Tuesday, May 13, 2008

The intellectually engaged student

The intellectually engaged student:

* takes ownership of content through actively thinking it through.
* values questions more than answers
* seeks understanding over rote memorization
* assesses thinking for its clarity, accuracy, precision, relevance, depth, breadth, logic, and significance
* seeks to identify key structural components in thinking (purposes, question at issue, information and data, , inferences and interpretations, concepts and theories, assumptions and presuppositions, implications and consequences, points of view and frames of reference
* reads, writes, listens, and speaks critically
* questions the thinking of others and expects his or her thinking to be questioned by others
* thinks for himself while respecting and empathically entering the point of view of others
* locates ultimate intellectual authority in evidence and reasoning, rather than in authority figures or "authoritative" beliefs or texts Under (well-designed) instruction, students learn how to analyze thinking, assess thinking, and re-construct thinking (improving it thereby).

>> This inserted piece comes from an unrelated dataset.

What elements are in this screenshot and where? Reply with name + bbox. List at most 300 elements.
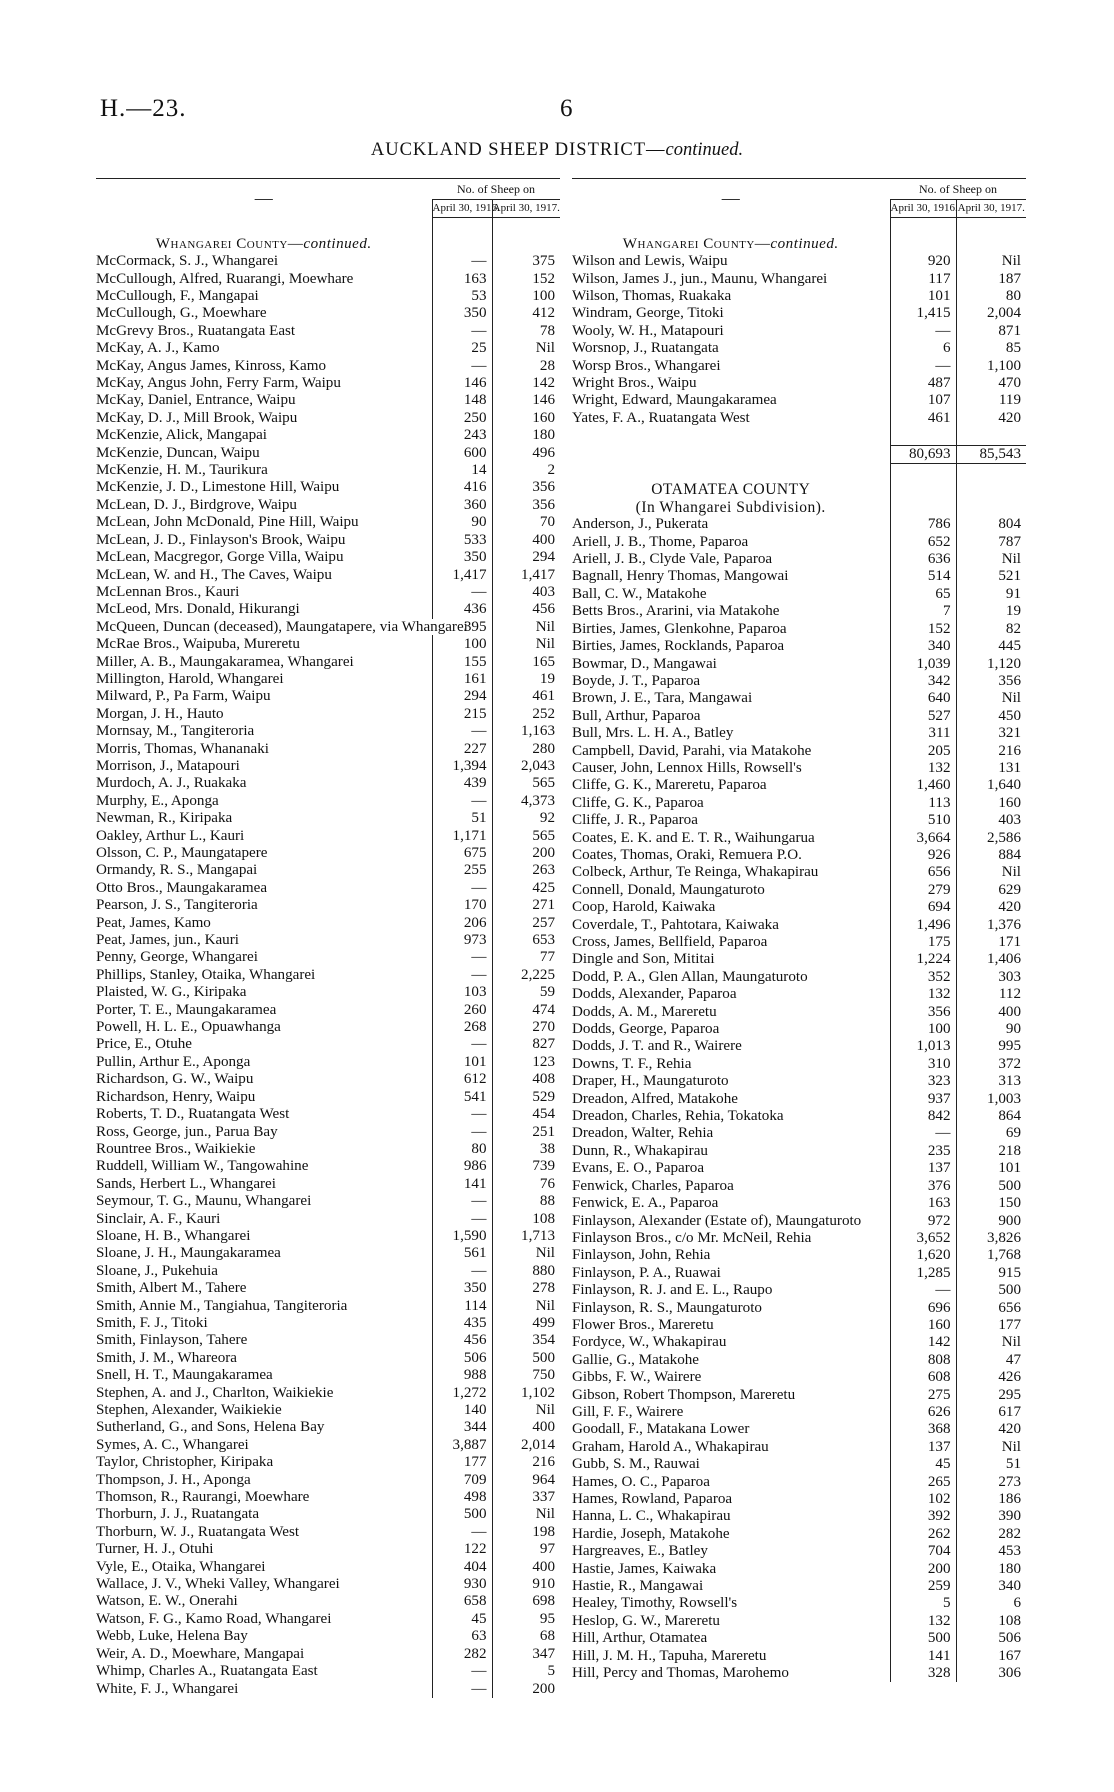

The thinking focused upon is that which is embedded in the content of established academic disciplines. As a result, students so taught become actively engaged in thinking historically, anthropologically, sociologically, politically, chemically, biologically, mathematically, ...


As an integral part of these processes, students learn how to read, write, speak, and listen in a new way (critically). Most importantly, they learn how to learn, using disciplined reading, writing, speaking, and listening as modalities in learning.